Um dos pontos de atenção é a busca incessante pela abertura de novos mercados para que possamos diluir essa concentração. Desde 2015, o ano em que estabelecemos essa parceria comercial da carne bovina para a China, nós tivemos boas novidades. A abertura do Canadá em 2022, Indonésia em 2019, carne resfriada para Israel em 2018, Cingapura, Tailândia em 2020, carne com ossos para o Uruguai em 2022 e também reabilitamos os Estados Unidos em 2020, cuja participação nas exportações brasileiras começou a ganhar espaço com aquele recuo chinês no final do ano passado. Mas não é o único modo de mitigar o risco, já que o apetite daquele dragão não é fácil de aplacar ou substituir.
A China tem um mercado de quase 1,5 bilhão de pessoas, então é difícil igualar qualquer outro mercado em termos de volume e de potencial. Desde 2015, foram mais de 10 milhões de animais abatidos sob as exigências do acordo comercial com a China, que determina uma idade máxima de até 30 meses para que esse boi possa ser classificado com o padrão China. Isso mostra como a demanda chinesa foi capilarizada no setor pecuário brasileiro. Naturalmente, esse canal calibroso traz um risco maior para a influência do país sobre a formação dos preços domésticos pela maior volatilidade aos preços que isso implica. Mas a verdade é que não há uma solução concreta que cure esse problema de maneira sistêmica.
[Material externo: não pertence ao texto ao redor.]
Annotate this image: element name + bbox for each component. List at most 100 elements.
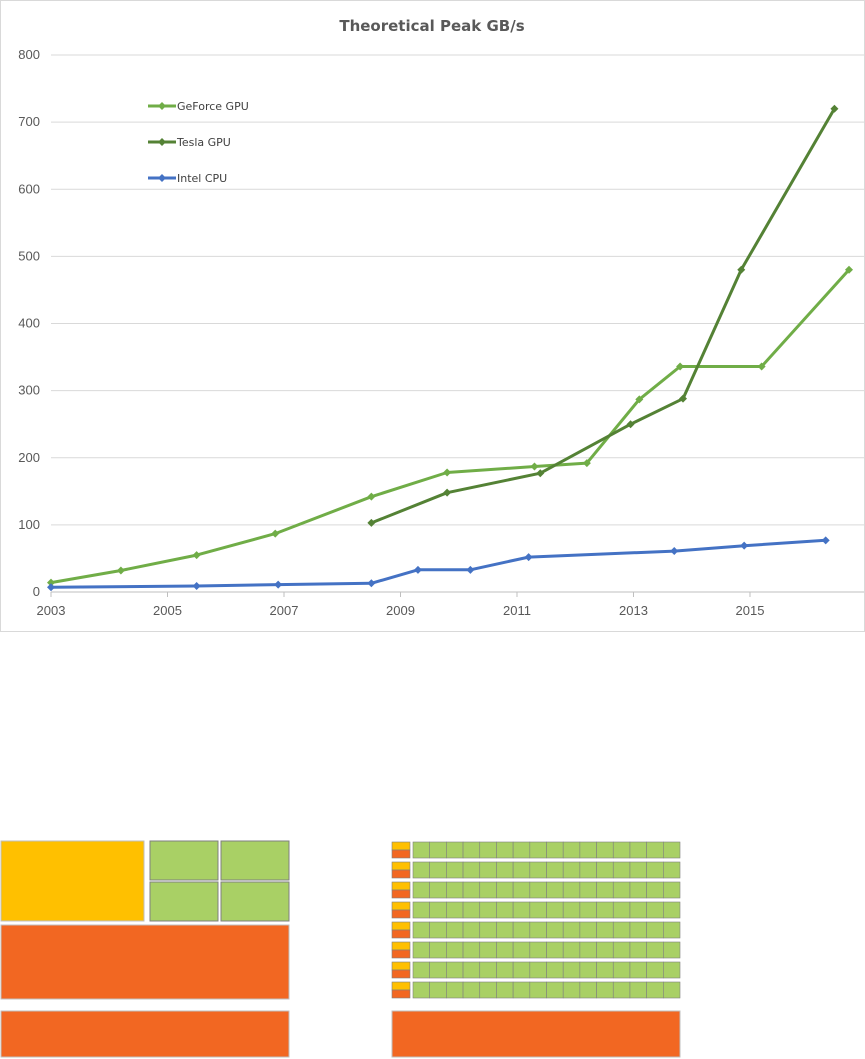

Centenas de milhares de produtores vendem o animal no padrão China e o Brasil registra recorde de venda de carnes no mercado externo. Qualquer bloqueio a esse fluxo traria um aumento interno de oferta e uma queda grotesca de preços ao produtor, que já vivencia um momento de margens desafiadores pelos altos custos de produção e preços em queda. Sem resultado, o produtor acaba liquidando a produção, fazendo com que os preços subam ainda mais ao varejo no futuro. Resta, portanto, aprender a viver com esse ambiente inóspito de maior volatilidade através da gestão de riscos. A comercialização antecipada nunca fez tanto sentido como hoje, em que os níveis de volatilidade dos preços pecuárias subiram praticamente 500% desde a década de 1990. E a tradução para este fenômeno é risco. O produtor vive em um ambiente de mais risco do que nunca.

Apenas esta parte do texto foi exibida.